Callaham M, Barton C, Matthay M
Department of Medicine, University of California, San Francisco.
Crit Care Med. 1992 Mar;20(3):337-43. doi: 10.1097/00003246-199203000-00008.
To determine if the administration of epinephrine changes the partial pressure of end-tidal CO2 during cardiac arrest, as previously reported. Such a change could diminish the demonstrated ability of end-tidal CO2 measurements to predict resuscitation from cardiac arrest.
The partial pressures of end-tidal CO2 of adult cardiac arrest patients who received i.v. epinephrine in doses from 1 to 15 mg were monitored throughout arrest.
Emergency department of a university hospital.
Adults (n = 64) in cardiac arrest with a mean age of 70 +/- 12 yrs, of whom 35 were males and 15 had a mean time of return of spontaneous circulation of 6.5 +/- 11 hrs.
End-tidal CO2 (in torr) was analyzed on arrival, before the first dose of epinephrine, and 4 mins after epinephrine was administered in varying doses chosen by the supervising physician.
The end-tidal CO2 decreased an average of 0.3 torr (0.04 kPa) after epinephrine was administered.
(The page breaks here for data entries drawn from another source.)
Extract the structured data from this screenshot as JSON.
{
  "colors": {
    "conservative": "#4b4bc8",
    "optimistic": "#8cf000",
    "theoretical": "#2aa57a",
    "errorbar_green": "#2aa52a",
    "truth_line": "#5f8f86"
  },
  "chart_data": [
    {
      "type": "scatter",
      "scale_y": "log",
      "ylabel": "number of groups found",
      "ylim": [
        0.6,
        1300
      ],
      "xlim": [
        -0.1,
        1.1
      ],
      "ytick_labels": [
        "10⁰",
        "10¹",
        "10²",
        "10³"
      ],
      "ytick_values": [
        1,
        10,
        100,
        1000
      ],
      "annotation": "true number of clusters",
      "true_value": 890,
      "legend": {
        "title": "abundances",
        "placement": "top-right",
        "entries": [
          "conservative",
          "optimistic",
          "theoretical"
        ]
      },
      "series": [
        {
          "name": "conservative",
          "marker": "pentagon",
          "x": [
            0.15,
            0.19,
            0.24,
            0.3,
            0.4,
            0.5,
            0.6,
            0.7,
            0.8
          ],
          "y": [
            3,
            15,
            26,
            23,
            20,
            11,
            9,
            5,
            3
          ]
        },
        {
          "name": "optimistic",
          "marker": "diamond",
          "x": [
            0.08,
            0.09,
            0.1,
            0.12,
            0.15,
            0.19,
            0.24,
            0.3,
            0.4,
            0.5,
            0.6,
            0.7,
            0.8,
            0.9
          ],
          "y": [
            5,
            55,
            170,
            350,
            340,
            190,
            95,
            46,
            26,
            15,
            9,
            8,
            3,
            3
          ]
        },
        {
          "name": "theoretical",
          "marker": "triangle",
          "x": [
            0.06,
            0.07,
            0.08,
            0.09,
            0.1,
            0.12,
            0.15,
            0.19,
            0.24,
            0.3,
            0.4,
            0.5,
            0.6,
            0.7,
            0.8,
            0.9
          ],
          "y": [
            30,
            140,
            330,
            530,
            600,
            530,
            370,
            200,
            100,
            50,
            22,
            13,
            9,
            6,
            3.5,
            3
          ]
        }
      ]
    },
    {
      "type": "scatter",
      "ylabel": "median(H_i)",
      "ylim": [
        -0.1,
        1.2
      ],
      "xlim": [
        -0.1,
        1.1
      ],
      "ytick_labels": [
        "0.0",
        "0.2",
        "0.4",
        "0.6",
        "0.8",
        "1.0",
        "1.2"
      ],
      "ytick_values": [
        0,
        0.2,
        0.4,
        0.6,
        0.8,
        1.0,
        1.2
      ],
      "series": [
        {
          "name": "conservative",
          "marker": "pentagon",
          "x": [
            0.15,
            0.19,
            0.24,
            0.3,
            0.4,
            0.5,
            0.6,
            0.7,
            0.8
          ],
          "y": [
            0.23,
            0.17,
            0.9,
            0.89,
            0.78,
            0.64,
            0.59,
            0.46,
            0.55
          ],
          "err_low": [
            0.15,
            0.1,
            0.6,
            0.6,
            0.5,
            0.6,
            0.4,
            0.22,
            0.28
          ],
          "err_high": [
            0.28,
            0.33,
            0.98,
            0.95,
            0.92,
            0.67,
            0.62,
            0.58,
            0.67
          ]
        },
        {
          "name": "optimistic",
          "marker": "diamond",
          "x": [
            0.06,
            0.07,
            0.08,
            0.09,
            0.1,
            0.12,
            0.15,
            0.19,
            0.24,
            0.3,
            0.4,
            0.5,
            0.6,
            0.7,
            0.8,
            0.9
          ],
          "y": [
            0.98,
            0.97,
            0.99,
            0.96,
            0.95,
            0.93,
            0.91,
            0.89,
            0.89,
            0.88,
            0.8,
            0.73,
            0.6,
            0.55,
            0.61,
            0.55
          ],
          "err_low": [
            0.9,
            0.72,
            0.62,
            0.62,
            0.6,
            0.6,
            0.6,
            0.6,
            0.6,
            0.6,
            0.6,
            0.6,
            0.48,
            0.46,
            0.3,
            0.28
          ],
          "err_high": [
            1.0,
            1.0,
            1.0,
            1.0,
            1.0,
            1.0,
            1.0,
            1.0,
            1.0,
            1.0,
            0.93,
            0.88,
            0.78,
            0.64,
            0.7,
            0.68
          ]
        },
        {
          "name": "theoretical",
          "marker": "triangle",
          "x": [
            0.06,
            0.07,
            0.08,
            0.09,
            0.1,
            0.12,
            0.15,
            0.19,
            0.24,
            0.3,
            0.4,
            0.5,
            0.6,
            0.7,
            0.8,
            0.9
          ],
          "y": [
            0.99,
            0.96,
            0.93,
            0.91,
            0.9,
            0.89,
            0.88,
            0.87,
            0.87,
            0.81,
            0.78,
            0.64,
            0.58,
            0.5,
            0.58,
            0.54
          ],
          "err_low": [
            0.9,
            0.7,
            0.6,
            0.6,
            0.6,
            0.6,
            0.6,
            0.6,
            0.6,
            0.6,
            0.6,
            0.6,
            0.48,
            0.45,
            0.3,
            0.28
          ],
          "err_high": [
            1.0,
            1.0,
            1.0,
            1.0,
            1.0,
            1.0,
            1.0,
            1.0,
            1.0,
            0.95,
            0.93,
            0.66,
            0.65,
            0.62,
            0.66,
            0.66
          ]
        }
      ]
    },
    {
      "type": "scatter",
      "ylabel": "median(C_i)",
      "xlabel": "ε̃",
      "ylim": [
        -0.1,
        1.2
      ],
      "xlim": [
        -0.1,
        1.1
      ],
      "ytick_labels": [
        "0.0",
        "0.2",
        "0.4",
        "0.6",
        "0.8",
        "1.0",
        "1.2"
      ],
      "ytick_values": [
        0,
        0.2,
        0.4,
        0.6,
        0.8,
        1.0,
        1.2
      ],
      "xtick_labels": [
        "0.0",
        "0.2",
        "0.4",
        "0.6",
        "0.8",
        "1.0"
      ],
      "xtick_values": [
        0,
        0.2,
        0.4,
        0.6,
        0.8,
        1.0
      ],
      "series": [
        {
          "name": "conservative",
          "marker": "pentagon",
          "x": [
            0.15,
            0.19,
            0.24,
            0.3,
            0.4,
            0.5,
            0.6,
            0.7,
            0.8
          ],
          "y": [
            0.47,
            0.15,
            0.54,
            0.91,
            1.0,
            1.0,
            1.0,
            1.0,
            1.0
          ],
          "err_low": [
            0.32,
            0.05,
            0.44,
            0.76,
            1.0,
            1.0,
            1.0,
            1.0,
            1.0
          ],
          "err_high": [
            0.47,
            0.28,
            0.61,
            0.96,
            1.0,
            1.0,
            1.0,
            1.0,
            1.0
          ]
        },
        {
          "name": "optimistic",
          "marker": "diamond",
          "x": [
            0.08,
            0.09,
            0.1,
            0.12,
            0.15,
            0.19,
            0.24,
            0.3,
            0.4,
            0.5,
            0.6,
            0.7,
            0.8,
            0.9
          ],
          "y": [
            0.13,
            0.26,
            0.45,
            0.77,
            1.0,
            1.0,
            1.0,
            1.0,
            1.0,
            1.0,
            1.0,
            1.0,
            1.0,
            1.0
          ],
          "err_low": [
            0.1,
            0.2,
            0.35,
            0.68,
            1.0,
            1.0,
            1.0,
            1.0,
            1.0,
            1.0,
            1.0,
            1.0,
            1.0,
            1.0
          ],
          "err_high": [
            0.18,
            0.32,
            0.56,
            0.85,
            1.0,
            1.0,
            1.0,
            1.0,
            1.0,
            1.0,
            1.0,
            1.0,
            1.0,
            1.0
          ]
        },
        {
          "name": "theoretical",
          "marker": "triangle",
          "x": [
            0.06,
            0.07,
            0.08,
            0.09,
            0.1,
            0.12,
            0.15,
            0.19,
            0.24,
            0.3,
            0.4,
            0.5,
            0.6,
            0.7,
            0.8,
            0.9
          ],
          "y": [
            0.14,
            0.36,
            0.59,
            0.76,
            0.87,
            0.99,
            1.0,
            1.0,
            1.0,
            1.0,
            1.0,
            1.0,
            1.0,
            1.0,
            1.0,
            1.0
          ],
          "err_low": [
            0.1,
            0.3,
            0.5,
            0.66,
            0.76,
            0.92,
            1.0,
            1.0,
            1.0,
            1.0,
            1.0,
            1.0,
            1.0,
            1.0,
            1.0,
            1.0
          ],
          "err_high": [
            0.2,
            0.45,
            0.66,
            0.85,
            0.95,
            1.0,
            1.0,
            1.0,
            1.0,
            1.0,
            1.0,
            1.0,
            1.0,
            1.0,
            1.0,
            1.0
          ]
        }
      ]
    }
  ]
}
Patients with a return of pulse had a decrease of -2 torr (-0.3 kPa) vs. an increase of 0.3 torr (0.04 kPa) for those patients with no return of pulse (p = .07). In 33% of patients, there was no change; in 28%, the partial pressure of end-tidal CO2 increased, and in 39%, it decreased. There was no correlation between the change in end-tidal CO2 after epinephrine and whether or not patients regained a pulse (r2 = .08, p = .07), although a decrease in end-tidal CO2 was most often associated with return of pulse. At a threshold of 10 torr (1.3 kPa), the first end-tidal CO2 had a positive predictive value for return of pulse of 50% and a negative predictive value of 82%. Just before epinephrine administration, the positive predictive value was 71% and the negative predictive value was 83%; 4 mins after epinephrine administration, the positive predictive value was 64% and the negative predictive value was 86%. A decrease in end-tidal CO2 after epinephrine had a positive predictive value of 53% and a negative predictive value of 92%. End-tidal CO2 readings predicted resuscitation most accurately when taken after initial stabilization and before administration of epinephrine.
Although epinephrine administration may decrease end-tidal CO2 tensions in cardiac arrest, it does so unpredictably in individual patients, and it does not eliminate the predictive value of this measurement.
如先前报道,确定在心脏骤停期间给予肾上腺素是否会改变呼气末二氧化碳分压。这样的变化可能会削弱呼气末二氧化碳测量对预测心脏骤停复苏的已证实能力。
对接受静脉注射剂量为1至15毫克肾上腺素的成年心脏骤停患者在整个骤停过程中监测呼气末二氧化碳分压。
大学医院急诊科。
64名成年心脏骤停患者,平均年龄70±12岁,其中35名男性,15名患者自主循环恢复的平均时间为6.5±11小时。
在到达时、首次给予肾上腺素之前以及在监督医生选择的不同剂量肾上腺素给药后4分钟分析呼气末二氧化碳(以托为单位)。
给予肾上腺素后,呼气末二氧化碳平均下降0.3托(0.04千帕)。有脉搏恢复的患者下降-2托(-0.3千帕),而无脉搏恢复的患者上升0.3托(0.04千帕)(p = 0.07)。33%的患者没有变化;28%的患者呼气末二氧化碳分压升高,39%的患者降低。肾上腺素给药后呼气末二氧化碳的变化与患者是否恢复脉搏之间没有相关性(r2 = 0.08,p = 0.07),尽管呼气末二氧化碳降低最常与脉搏恢复相关。在阈值为10托(1.3千帕)时,首次呼气末二氧化碳对脉搏恢复的阳性预测值为50%,阴性预测值为82%。就在给予肾上腺素之前,阳性预测值为71%,阴性预测值为83%;肾上腺素给药后4分钟,阳性预测值为64%,阴性预测值为86%。肾上腺素给药后呼气末二氧化碳降低的阳性预测值为53%,阴性预测值为92%。在初始稳定后且在给予肾上腺素之前进行呼气末二氧化碳读数时,对复苏的预测最准确。
尽管在心脏骤停时给予肾上腺素可能会降低呼气末二氧化碳张力,但在个体患者中其降低情况不可预测,并且它并没有消除该测量的预测价值。